Au début était..
le sourire.
« Sosdaï ! », Mains jointes, inclinaison de tête, le « petit papier » entre les doigts où sont écrits en khmer et anglais leurs nom et âge .
L’honneur de les recevoir c’est bien à nous qu’il est fait.
Confiance accordée, le petit corps s’allonge sur la table , un tissu krama est placé sur le bassin, les yeux se ferment.
Confiance malgré la souffrance profonde, rentrée.
Docile et travailleur le cambodgien ne se plaint pas.
Mais l’ostéopathe sait que « Seuls les tissus savent…. », les tissus du corps ont tout engrammés et nous livrent les messages, l’histoire vécue, les traces et séquelles.
Nous, ostéopathes de Docosteocam, œuvrons de concert. Un fil invisible nous relie dans cette pièce, ce préau, cette cour où les tables de soins ont été installées pour nous. Nous les avons recouvertes de couettes, couvertures et draps pour accueillir nos patients, petits et grands.

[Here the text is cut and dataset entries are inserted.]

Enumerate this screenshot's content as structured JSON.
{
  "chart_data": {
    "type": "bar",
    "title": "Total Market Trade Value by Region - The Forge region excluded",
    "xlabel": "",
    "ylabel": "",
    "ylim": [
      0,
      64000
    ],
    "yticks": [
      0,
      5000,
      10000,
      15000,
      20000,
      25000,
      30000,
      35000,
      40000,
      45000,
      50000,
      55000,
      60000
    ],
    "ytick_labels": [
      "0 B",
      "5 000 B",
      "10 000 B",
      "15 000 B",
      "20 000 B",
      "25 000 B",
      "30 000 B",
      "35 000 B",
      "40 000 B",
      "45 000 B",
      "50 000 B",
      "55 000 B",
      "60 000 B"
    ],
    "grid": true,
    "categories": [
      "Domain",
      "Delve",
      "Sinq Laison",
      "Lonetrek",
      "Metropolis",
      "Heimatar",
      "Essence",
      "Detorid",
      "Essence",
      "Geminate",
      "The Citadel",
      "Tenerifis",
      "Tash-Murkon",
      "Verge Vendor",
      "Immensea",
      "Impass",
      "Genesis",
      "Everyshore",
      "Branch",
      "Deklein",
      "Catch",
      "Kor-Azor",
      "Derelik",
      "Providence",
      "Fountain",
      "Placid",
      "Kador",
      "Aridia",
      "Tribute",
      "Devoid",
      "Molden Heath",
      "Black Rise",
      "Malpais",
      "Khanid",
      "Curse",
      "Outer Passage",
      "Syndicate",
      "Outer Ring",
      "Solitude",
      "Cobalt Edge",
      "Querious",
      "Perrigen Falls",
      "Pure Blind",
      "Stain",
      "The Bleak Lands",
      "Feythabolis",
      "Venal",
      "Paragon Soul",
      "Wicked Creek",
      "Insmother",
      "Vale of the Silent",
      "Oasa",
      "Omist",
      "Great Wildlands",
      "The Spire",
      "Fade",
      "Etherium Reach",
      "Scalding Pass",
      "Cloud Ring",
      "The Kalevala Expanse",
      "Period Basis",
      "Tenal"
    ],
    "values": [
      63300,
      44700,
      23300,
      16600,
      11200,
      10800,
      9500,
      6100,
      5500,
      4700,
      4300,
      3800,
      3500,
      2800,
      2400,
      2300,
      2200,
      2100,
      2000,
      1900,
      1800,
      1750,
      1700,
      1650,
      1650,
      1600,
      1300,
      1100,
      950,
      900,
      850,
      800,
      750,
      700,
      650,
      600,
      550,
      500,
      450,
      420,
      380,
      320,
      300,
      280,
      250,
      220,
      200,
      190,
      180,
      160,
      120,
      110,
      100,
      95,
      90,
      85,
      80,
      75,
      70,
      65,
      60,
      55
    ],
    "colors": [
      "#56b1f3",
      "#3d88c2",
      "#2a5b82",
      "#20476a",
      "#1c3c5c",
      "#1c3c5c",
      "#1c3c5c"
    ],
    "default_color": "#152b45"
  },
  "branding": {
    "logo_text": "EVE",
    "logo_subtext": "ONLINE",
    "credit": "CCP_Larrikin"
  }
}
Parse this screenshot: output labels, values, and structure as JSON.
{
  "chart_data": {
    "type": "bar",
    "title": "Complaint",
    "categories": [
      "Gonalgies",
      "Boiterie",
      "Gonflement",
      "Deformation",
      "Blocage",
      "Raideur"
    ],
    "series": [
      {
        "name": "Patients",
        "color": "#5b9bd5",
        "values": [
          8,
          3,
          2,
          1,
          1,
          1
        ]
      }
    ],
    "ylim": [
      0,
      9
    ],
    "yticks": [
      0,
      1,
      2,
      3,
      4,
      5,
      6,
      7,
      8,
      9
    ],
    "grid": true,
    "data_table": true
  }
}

Mains délicatement posées, nous écoutons les bruits extérieurs, insectes, vent, ventilo, jeux, rires d’enfants, traduction, et les messages liquidiens de ces corps en quête de légèreté, d’insouciance perdue ou jamais vraiment vécue pour les enfants des rues…
Un fil invisible nous relie et cela contribue à notre force, empreinte de douceur.
Douceur…
Paradoxe de ces visages doux souriants impassibles et du titane que nous sentons en eux.
Ce bébé de 6 mois abandonné à l’hôpital par ces parents après une grosse chirurgie cardiaque .
Cette jeune nounou, traductrice pour l’occasion, qui pleure silencieusement
pour cette patiente ado qui subit les sévices de ses frères.
Le matin quand nous arrivons, c’est parfois « la cour des miracles’.
Il y a » les enfants spéciaux », dits chez nous « en situation de handicap ou poly-handicapés « , il y a les amputés (mines antipersonnel), les enfants livrés à eux-mêmes dans la rue, bidonvilles ou familles dysfonctionnelles, il y a les ados, il y a le personnel encadrant, dévoué.
Le doute de savoir si nous sommes utiles ?
Le personnel encadrant lui même souvent ancien « filleul » c’est à dire enfant sans parent ayant été parainé par une institution, nous assure tous les jours de l’utilité de nos interventions .
Au retour en France, on me demande si ce n’est pas trop violent: le changement de climat, le décalage horaire…
Ce qui l’est, est d’avoir à accepter que certains se plaignent du temps trop froid, trop chaud, d’un TGV en retard, alors que la disparité de , de conditions de vie, de survie, de revenus, gronde.